The statement says the decision by the Board to suspend Ottapathu was as a result of an “aggregation of activities and conduct” by the suspended CEO. It said these activities will in due course be made known to shareholders, once the various investigations referred to in previous announcements by the company are completed. 

In the meantime, the Board advised shareholders that (i) the suspension was and is valid and proper; (ii) the suspended CEO’s rights and entitlements under Botswana laws have not been infringed and remain protected as would those of any employee of the Company; and (iii) as the suspended CEO remains an employee of the Company during the period of his suspension, such rights and entitlements do not extend to unauthorised disclosures by him of confidential information relating to the Board and the company (which may

in and of themselves form the basis of disciplinary proceedings against him). The statement further states that the Board has been made aware that a document purporting to be a draft notice of an extraordinary general meeting of shareholders of the company has apparently been sent by Ottapathu (or on his behalf) in his capacity as a shareholder to select shareholders. “The Board advises shareholders that it has not authorised the issuance or circulation of any such EGM Notice,” reads the statement.

Whilst Ottapathu is entitled to requisition an EGM subject to meeting the requirements of the Companies Act, formal and proper notice of such an EGM must come from the Board, which is itself considering various options available to it to disseminate further information at the earliest possible opportunity to shareholders, including at an EGM called by the Board of its own volition.
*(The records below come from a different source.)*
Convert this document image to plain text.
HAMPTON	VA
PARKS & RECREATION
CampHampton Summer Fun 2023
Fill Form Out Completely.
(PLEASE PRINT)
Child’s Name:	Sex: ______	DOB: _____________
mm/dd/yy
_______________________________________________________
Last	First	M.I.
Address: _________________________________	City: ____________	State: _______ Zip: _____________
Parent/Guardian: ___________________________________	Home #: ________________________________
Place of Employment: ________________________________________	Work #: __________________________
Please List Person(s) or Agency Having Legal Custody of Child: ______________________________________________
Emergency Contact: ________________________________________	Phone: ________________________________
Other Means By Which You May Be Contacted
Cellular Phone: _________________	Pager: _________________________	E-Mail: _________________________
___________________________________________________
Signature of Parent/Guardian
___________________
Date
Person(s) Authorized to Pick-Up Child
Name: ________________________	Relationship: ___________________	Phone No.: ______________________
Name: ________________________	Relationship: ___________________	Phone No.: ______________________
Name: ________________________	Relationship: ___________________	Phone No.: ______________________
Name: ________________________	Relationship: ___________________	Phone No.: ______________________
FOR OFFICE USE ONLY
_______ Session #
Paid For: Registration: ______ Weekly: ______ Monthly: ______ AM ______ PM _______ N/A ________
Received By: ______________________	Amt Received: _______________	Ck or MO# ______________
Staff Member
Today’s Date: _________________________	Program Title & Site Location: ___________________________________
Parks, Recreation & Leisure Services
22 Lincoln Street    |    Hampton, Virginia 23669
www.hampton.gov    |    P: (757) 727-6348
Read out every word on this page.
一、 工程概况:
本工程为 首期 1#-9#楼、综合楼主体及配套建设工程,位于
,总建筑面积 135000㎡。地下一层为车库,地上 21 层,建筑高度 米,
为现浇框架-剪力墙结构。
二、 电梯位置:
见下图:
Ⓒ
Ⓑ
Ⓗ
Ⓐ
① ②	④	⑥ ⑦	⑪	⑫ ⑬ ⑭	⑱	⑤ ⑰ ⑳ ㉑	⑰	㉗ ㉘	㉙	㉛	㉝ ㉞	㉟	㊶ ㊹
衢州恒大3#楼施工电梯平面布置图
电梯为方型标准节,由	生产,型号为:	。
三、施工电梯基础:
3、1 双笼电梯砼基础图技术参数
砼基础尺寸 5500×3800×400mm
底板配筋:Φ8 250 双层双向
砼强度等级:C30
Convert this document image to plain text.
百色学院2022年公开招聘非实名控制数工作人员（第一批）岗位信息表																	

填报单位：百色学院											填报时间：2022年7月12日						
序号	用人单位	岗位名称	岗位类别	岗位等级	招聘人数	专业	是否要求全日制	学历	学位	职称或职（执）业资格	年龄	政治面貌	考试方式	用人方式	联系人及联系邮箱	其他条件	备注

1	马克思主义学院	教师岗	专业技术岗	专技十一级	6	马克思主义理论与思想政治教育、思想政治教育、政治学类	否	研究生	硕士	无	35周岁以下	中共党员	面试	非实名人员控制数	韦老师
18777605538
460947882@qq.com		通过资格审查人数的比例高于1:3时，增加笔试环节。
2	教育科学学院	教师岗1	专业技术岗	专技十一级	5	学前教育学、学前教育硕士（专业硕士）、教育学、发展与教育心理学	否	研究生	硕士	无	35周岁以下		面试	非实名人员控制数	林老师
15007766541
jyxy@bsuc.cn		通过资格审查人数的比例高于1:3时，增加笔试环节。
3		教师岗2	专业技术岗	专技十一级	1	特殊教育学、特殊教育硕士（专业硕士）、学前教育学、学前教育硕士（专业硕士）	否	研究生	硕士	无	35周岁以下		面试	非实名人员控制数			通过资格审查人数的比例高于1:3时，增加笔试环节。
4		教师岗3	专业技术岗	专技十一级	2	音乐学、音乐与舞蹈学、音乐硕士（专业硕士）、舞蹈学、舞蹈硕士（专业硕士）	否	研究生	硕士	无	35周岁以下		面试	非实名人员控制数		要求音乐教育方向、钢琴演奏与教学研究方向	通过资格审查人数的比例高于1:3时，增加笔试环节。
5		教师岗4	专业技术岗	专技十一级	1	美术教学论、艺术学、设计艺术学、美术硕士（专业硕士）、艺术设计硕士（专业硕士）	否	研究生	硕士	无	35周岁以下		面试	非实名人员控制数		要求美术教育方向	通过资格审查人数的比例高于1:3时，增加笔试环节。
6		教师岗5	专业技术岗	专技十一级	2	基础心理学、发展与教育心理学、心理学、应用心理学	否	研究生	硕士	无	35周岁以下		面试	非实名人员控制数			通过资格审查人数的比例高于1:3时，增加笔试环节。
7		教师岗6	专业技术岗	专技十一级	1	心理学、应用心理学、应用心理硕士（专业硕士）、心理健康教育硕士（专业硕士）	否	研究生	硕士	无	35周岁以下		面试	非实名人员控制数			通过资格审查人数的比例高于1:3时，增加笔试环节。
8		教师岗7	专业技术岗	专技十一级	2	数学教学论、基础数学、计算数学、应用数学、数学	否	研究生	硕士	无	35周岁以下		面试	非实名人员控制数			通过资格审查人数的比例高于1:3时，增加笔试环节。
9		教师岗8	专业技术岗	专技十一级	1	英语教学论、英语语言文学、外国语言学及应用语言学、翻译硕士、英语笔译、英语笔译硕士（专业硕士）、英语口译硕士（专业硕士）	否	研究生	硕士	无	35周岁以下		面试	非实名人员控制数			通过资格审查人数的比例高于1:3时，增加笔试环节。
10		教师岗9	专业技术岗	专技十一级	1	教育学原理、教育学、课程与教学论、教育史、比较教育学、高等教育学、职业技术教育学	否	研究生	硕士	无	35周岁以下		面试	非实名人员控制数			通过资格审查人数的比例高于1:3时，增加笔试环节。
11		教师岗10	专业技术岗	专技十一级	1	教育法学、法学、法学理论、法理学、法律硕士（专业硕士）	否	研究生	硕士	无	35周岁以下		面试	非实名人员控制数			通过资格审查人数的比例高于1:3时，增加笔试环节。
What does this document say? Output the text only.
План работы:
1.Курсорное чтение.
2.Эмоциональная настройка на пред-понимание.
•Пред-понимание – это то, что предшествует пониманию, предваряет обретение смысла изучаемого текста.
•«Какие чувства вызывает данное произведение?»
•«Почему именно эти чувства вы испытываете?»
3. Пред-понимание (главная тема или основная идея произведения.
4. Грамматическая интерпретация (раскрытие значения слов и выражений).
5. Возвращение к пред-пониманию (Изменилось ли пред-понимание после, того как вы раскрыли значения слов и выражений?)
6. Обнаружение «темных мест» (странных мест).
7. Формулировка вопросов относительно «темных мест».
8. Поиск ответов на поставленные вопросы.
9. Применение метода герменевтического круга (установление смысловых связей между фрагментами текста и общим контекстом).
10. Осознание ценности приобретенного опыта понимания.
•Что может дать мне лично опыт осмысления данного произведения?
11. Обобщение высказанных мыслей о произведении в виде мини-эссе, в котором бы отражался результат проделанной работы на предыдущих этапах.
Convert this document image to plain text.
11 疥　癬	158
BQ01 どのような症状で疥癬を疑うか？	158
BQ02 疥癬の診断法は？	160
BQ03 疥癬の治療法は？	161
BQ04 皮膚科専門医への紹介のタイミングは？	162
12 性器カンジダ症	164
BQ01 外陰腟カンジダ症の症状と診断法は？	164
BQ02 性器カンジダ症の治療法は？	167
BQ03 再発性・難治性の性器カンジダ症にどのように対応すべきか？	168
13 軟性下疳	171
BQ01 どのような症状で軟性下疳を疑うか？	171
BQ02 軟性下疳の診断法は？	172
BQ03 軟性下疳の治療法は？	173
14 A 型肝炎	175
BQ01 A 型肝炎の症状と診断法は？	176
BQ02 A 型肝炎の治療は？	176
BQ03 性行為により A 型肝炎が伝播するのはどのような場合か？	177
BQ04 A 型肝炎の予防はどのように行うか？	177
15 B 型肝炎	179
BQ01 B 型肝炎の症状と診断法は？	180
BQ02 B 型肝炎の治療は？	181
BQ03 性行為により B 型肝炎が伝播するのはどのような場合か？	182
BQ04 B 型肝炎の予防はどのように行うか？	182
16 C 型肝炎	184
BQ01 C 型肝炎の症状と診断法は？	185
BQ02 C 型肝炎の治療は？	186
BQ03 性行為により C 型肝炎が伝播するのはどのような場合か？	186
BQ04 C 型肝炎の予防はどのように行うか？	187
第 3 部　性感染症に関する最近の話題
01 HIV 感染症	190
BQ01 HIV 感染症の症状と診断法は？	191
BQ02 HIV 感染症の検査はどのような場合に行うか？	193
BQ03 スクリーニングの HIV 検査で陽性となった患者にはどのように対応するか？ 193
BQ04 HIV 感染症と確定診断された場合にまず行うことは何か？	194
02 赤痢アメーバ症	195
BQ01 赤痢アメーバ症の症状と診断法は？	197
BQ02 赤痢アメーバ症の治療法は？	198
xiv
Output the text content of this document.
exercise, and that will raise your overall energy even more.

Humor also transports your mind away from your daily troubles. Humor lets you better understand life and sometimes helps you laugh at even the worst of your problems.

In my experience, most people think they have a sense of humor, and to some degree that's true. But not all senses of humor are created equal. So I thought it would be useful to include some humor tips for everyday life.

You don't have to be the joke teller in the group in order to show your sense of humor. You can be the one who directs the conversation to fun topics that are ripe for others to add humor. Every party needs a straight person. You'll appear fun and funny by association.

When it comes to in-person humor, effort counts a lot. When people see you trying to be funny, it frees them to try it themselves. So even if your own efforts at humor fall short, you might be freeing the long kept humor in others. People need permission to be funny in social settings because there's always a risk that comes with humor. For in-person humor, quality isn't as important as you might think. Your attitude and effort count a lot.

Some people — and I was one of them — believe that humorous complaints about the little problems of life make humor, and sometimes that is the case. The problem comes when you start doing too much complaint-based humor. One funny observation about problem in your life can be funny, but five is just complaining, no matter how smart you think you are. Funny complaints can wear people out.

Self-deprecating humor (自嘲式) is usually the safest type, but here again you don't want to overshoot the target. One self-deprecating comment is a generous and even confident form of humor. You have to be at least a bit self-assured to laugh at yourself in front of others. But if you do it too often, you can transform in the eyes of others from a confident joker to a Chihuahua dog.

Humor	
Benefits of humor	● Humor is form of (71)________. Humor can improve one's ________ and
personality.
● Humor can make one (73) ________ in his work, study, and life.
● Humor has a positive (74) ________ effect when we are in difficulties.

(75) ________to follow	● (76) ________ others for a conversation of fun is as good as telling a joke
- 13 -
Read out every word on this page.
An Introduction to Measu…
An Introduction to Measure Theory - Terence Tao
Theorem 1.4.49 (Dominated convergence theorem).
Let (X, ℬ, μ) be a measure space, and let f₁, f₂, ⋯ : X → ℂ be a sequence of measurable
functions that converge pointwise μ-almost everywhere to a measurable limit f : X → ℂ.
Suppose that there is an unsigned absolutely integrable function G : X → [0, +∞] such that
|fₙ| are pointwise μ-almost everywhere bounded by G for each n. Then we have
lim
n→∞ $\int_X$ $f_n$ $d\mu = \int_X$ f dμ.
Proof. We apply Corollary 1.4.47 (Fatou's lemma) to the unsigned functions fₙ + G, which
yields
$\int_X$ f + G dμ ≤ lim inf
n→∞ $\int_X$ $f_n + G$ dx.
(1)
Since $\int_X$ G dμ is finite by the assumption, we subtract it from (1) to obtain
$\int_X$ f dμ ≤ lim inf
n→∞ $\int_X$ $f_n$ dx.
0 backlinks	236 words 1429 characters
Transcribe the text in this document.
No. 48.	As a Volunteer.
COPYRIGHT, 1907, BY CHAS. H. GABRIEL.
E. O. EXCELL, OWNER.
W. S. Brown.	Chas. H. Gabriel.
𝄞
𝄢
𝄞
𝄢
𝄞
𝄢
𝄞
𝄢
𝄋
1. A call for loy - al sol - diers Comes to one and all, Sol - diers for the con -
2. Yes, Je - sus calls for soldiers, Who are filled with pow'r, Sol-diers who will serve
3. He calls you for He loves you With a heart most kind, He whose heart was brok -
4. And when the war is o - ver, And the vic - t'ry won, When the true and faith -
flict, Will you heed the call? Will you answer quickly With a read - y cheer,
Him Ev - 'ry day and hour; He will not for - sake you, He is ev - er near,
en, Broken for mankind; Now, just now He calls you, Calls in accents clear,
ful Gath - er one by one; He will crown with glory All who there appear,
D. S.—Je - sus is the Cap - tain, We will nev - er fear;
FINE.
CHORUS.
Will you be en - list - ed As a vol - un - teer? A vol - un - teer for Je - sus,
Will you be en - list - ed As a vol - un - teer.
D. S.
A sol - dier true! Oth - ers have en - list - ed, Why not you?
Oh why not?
Shareholders are expected to be apprised of the Board’s decision in due course. The company’s primary listing is on the BSE and its secondary listing is on the Johannesburg Stock Exchange. Ramachandran was this time not willing to talk to this publication. Instead he was quick to quash any questions directed to him.

When asked to confirm and or deny that he wanted to come up with his own board and remove board chairman, Mogae replacing him with the Johannesburg-based financial guru, Goleele Mosinyi - Ramachandran's short answer was that there is notification of the board meeting. “You will see it and it will be issued by Botswana Stock Exchange Limited. This is a public company and I cannot comment on it now,” he said.